The Democratic gubernatorial candidate called for raising the state’s tax — the lowest in the nation — to improve health care and offer more access to smoking-prevention programs. In the more immediate future, Rex would like to use some of the additional tax revenues to prevent the mandatory five-day teacher furloughs under consideration by the General Assembly. Ultimately, all the additional money raised by the tax would go toward health care, Rex said.

The state Senate is considering a 50-cent increase in the cigarette tax, which has been 7 cents a pack since 1977. Rex, however, wants a $1.27 increase, which would bring South Carolina’s tax in line with the national average.

The topic of raising the cigarette tax is a major issue, regardless of who’s making the proposal. In 2008, the Legislature passed a 50-cent increase, but was unable to override Gov. Mark Sanford’s veto.

Generally, no one wants to push too hard for higher taxes. That’s true even for tobacco products, which are known for causing cancer, high death rates and runaway medical costs. And it’s even truer in a big tobacco-producing region such as the Pee Dee.

Nonetheless, the prospect of raising the cigarette tax has merit.

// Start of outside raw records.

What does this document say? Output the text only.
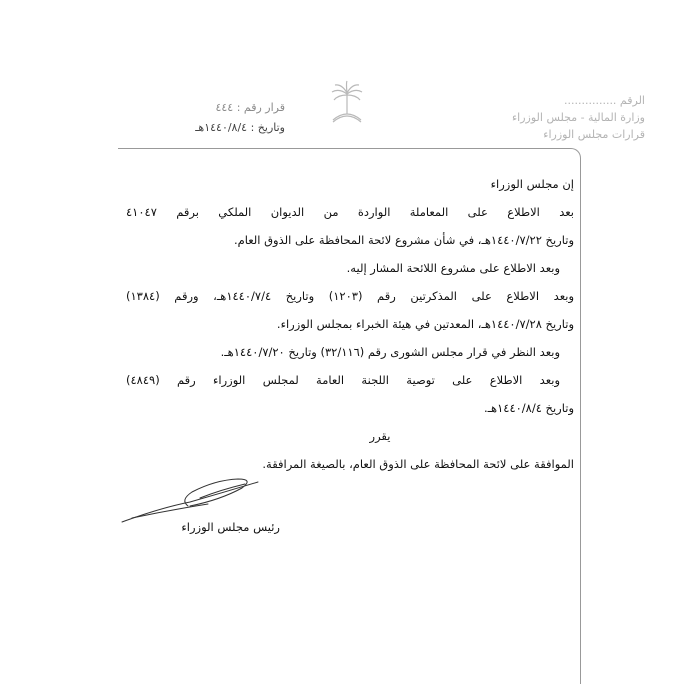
الرقم ...............
وزارة المالية - مجلس الوزراء
قرارات مجلس الوزراء
قرار رقم : ٤٤٤
وتاريخ : ١٤٤٠/٨/٤هـ
إن مجلس الوزراء
بعد الاطلاع على المعاملة الواردة من الديوان الملكي برقم ٤١٠٤٧
وتاريخ ١٤٤٠/٧/٢٢هـ، في شأن مشروع لائحة المحافظة على الذوق العام.
وبعد الاطلاع على مشروع اللائحة المشار إليه.
وبعد الاطلاع على المذكرتين رقم (١٢٠٣) وتاريخ ١٤٤٠/٧/٤هـ، ورقم (١٣٨٤)
وتاريخ ١٤٤٠/٧/٢٨هـ، المعدتين في هيئة الخبراء بمجلس الوزراء.
وبعد النظر في قرار مجلس الشورى رقم (٣٢/١١٦) وتاريخ ١٤٤٠/٧/٢٠هـ.
وبعد الاطلاع على توصية اللجنة العامة لمجلس الوزراء رقم (٤٨٤٩)
وتاريخ ١٤٤٠/٨/٤هـ.
يقرر
الموافقة على لائحة المحافظة على الذوق العام، بالصيغة المرافقة.
رئيس مجلس الوزراء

“We’re in a budgetary crisis, with no end in sight and very few good options,” Rex said. “That means we’ve got to be a lot more creative and a lot more courageous.”

Rex’s suggestion is a creative way to patch a gap in the education budget, but it also could stop adults, youths and children from smoking if it’s implemented smartly.

Therefore, for a cigarette tax increase to be worthwhile, it should be a meaningful amount intended to fund specific programs. Efforts for smoking prevention and cessation should certainly be considered among those — our state shouldn’t expect smokers to be deterred by higher cigarette costs alone.

The tax increase can’t be arbitrary, because we don’t know whether the 50-cent or $1.27 proposals will fit our state’s needs. The increase should be a specific amount that would raise the appropriate amount of money for the specific programs it would fund.

Ideally, a higher cigarette tax gradually would make itself obsolete. If smoking-prevention programs work, people should stop buying cigarettes, and the state would collect less tax revenue. But that would be fine, because the health problems caused by smoking — along with the high medical costs associated with the habit — would decrease.

Overall, the tax increase is something to seriously consider, but it must be targeted for specific programs and not passed just for taxation’s sake.